Neste sábado (4), encerra-se o prazo legal para que os partidos políticos e as federações que pretendem disputar as Eleições Gerais de 2026 registrem seus estatutos no Tribunal Superior Eleitoral (TSE). A medida é um requisito fundamental para a organização do pleito, que escolherá presidente da República, governadores, senadores, além de deputados federais e estaduais ou distritais. A regularização das agremiações deve ocorrer com pelo menos seis meses de antecedência ao primeiro turno, agendado para o dia 4 de outubro.
De acordo com informações da Agência Brasil, o cumprimento deste cronograma é essencial para garantir a legitimidade do processo democrático e a segurança jurídica das candidaturas que serão lançadas nos próximos meses.
Qual é a importância do registro dos estatutos partidários?
A formalização dos estatutos junto ao TSE é uma condição básica para a existência jurídica e política das legendas durante o período eleitoral. Sem esse registro devidamente homologado, partidos e federações ficam impedidos de participar oficialmente da disputa. Vale lembrar que as federações partidárias, modelo instituído em 2021, obrigam legendas unidas a atuarem como um bloco único por no mínimo quatro anos, inclusive no Congresso Nacional. Embora a legislação nacional estabeleça este limite de seis meses para o registro, o tribunal ressalta que as próprias agremiações possuem autonomia para definir prazos internos mais rigorosos em seus regimentos próprios.
Além do registro documental das entidades, este sábado também marca o limite para que candidatos e candidatas estabeleçam seu domicílio eleitoral na circunscrição onde pretendem concorrer. Isso implica que o interessado deve ter residência fixa e vínculo eleitoral comprovado na localidade. No mesmo sentido, a filiação partidária deve estar devidamente processada e aprovada pela respectiva legenda até o encerramento do dia.
O que acontece com quem ocupa cargos no Poder Executivo?

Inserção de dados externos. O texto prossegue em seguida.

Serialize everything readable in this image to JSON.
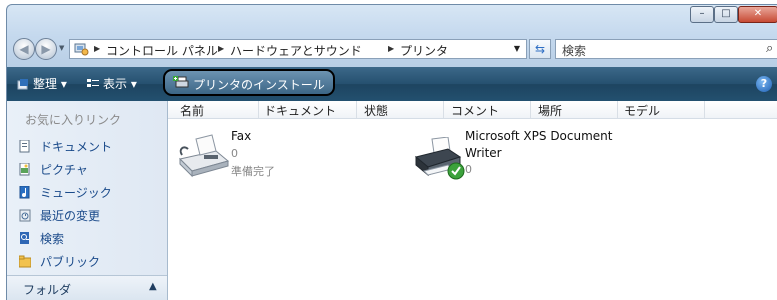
{
  "window": {
    "caption": {
      "minimize": "–",
      "maximize": "□",
      "close": "✕"
    }
  },
  "address": {
    "crumbs": [
      "コントロール パネル",
      "ハードウェアとサウンド",
      "プリンタ"
    ],
    "search_placeholder": "検索"
  },
  "toolbar": {
    "organize": "整理",
    "view": "表示",
    "install": "プリンタのインストール"
  },
  "sidebar": {
    "favorites_title": "お気に入りリンク",
    "items": [
      {
        "label": "ドキュメント",
        "icon": "document-icon"
      },
      {
        "label": "ピクチャ",
        "icon": "picture-icon"
      },
      {
        "label": "ミュージック",
        "icon": "music-icon"
      },
      {
        "label": "最近の変更",
        "icon": "recent-changes-icon"
      },
      {
        "label": "検索",
        "icon": "search-icon"
      },
      {
        "label": "パブリック",
        "icon": "public-folder-icon"
      }
    ],
    "folders_label": "フォルダ"
  },
  "columns": [
    "名前",
    "ドキュメント",
    "状態",
    "コメント",
    "場所",
    "モデル"
  ],
  "printers": [
    {
      "name": "Fax",
      "documents": "0",
      "status": "準備完了",
      "icon": "fax-icon"
    },
    {
      "name": "Microsoft XPS Document",
      "name_line2": "Writer",
      "documents": "0",
      "icon": "default-printer-icon"
    }
  ]
}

Outro ponto crítico do calendário eleitoral que vence neste sábado diz respeito aos ocupantes de cargos de chefia ou confiança no Poder Executivo. Conforme as regras de desincompatibilização, ministros de Estado, governadores e prefeitos que planejam disputar cargos diferentes dos que ocupam atualmente precisam renunciar às suas funções. O afastamento definitivo deve ser oficializado exatamente seis meses antes da votação.
A exigência da desincompatibilização, segundo as diretrizes da Justiça Eleitoral, serve como um mecanismo de proteção para impedir o abuso de poder econômico ou político. Ao afastar gestores públicos de suas funções administrativas, a lei busca evitar que recursos do Estado, publicidade institucional ou a influência direta do cargo sejam utilizados para beneficiar candidaturas específicas, assegurando assim a paridade de armas entre todos os competidores no pleito.
Quais são os principais prazos encerrados neste sábado?
Para facilitar o acompanhamento por parte de eleitores e agentes políticos, a Justiça Eleitoral destaca os quatro pilares fundamentais que precisam estar regularizados até o fim deste dia 4 de abril:
- Registro oficial de estatutos de partidos e federações no Tribunal Superior Eleitoral;
- Fixação de domicílio eleitoral na localidade onde o candidato pretende disputar o voto;
- Aprovação final das fichas de filiação partidária pelas legendas;
- Renúncia obrigatória de cargos no Poder Executivo para quem busca novas funções eletivas.
O descumprimento de qualquer um desses prazos pode resultar no indeferimento futuro do registro de candidatura, inviabilizando a participação do político nas eleições de 2026. O TSE reforça que a organização antecipada é o caminho para evitar contestações jurídicas durante a fase de convenções partidárias, que ocorrerão legalmente no período de 20 de julho a 5 de agosto.